Hch 14,5-18; Sal 113 B; Jn 14,21-26

Una fe capaz de curarlo. Esto es lo que ve el cojo de nacimiento en Pablo. No es otra cosa que su palabra la que le lleva a esta convicción: la predicación del Evangelio. Tal es su única arma. Tal es su fuerza. El cojo lo percibe y grita. Levántate, ponte derecho. Dio un salto y comenzó a andar. ¿Con qué fuerza? Con la de Jesús, muerto y resucitado. Esa es la única fuerza de Pablo. Piensan que Bernabé y Pablo son dioses, ¿quién si no puede curar a un cojo de nacimiento? El sacerdote del templo de Zeus quiere aprovecharse de la situación de pasmo que se ha producido. Insensatos, ¿qué hacéis? Somos mortales, igual que vosotros. Nuestra fuerza no somos nosotros, sino aquél de quien predicamos la Buena Nueva.

Evangelio de conversión, para que dejéis los dioses falsos y os convirtáis al Dios vivo. El único, el Creador de cielos y tierra. ¿Quién lo confundirá con un ídolo sacado de entre un montón?, ¿quién creerá que también nosotros, por poderosos, somos dioses? Porque desde siempre los poderosos son tenidos por dioses; quieren ser tratados como dioses; enseguida organizan sus templetes y sacrificios para hacerse, junto a sus coríferos y gregarios, con todos los adoradores de ídolos. Quieren que nosotros les demos gloria. Nosotros estamos felices de que sean benevolentes con nosotros, por eso nos apresuramos a darles gloria. ¡Tienen tanto poder!

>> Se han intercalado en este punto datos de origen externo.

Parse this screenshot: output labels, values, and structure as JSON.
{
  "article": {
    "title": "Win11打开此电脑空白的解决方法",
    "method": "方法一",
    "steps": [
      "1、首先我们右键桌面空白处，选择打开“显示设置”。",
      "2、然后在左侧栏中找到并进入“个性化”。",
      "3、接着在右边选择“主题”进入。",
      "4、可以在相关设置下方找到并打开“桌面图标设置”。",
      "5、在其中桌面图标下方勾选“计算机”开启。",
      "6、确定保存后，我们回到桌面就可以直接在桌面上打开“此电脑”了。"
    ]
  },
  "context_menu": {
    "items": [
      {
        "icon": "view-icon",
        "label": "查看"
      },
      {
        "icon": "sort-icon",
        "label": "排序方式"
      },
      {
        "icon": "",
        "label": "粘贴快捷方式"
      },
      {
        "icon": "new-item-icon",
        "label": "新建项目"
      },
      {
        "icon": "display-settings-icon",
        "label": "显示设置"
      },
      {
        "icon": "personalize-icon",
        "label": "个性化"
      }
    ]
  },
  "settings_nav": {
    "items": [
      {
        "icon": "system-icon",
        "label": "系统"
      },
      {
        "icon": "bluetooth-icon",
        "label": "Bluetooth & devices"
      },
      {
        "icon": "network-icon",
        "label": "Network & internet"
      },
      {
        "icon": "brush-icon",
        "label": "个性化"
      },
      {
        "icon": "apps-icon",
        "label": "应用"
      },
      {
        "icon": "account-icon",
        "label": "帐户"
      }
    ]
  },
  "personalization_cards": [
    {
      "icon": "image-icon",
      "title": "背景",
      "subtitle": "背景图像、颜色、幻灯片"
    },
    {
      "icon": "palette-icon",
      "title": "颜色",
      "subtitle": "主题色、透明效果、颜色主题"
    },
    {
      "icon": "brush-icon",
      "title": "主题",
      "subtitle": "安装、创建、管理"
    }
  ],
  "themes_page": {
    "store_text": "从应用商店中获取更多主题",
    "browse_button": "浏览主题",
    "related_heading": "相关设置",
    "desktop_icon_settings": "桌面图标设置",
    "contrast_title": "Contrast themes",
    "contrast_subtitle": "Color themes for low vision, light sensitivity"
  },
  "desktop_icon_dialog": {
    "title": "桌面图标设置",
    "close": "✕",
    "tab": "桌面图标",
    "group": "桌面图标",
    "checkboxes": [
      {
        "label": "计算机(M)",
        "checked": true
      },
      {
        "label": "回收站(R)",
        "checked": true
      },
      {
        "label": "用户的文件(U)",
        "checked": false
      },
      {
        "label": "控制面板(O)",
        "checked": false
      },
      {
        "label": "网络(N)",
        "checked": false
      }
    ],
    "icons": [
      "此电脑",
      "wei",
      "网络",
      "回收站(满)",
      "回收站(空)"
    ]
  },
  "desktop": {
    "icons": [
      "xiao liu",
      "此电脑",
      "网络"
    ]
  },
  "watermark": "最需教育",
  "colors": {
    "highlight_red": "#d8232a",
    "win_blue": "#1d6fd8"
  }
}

Mas la gloria no debe darse a nosotros ni a nadie como nosotros, por poderoso que sea, sino al nombre del Señor. La bondad y la lealtad son suyas y vienen de él: sólo de él. La grandeza de los cielos es cosa suya, mas nos ha dejado la tierra a nosotros, para que demos gloria a su nombre santo y bendito.

Es cuestión de amarle. Pero ¿cómo lo haremos? ¿De dónde sacaremos la grandeza necesitada para amarle, nosotros que sólo somos mortales, y no dioses? ¿Podremos nosotros amar a Dios?

Sí, nos dice Jesús. Aceptando y guardando sus mandamientos. ¿Volveremos a ser cumplidores de la Ley, como querían serlo los viejos fariseos? ¿Será el cumplimiento quien nos dé el amor a Dios? No, claro que no. Porque el mandamiento es único: dejarse llenar, en Cristo, del amor de Dios, que él nos dona y hace cosa nuestra.

La fe en Cristo, pues, nos abre las puertas del amor de Dios. Es él quien nos ama; quien nos amó primero. El amor es cosa de Dios. Y se nos ha hecho patente en la muerte y resurrección de Jesús. Ahí encontramos la certeza del amor que se nos dona, y la fuerza de esa amor que nos llena. El que acepta mis mandamientos y los guarda. Otros traducen, quizá mejor, el que tiene mis mandamientos y los guarda. Ese ama a Jesús. Al que le ama lo amará mi Padre, y yo también lo amaré. Es, pues, una cadena de amor que empieza en el Padre. Nosotros, por la fe en Cristo Jesús, podemos entrar en ella. La partícula en, una vez más, es decisiva. ¿Recordáis que Pablo apenas nunca habla de nuestro amor al Padre o de nuestro amor a Jesús? Siempre es Dios quien ama. Y quien ama de este modo, guardará sus palabras. Palabra que ni siquiera es suya, sino del Padre.

Todo os lo va a enseñar el Defensor, el Espíritu Santo, que enviará el Padre en su nombre. Continuo fluir de amor que, viniendo del Padre, por el Hijo, impregna lo que somos.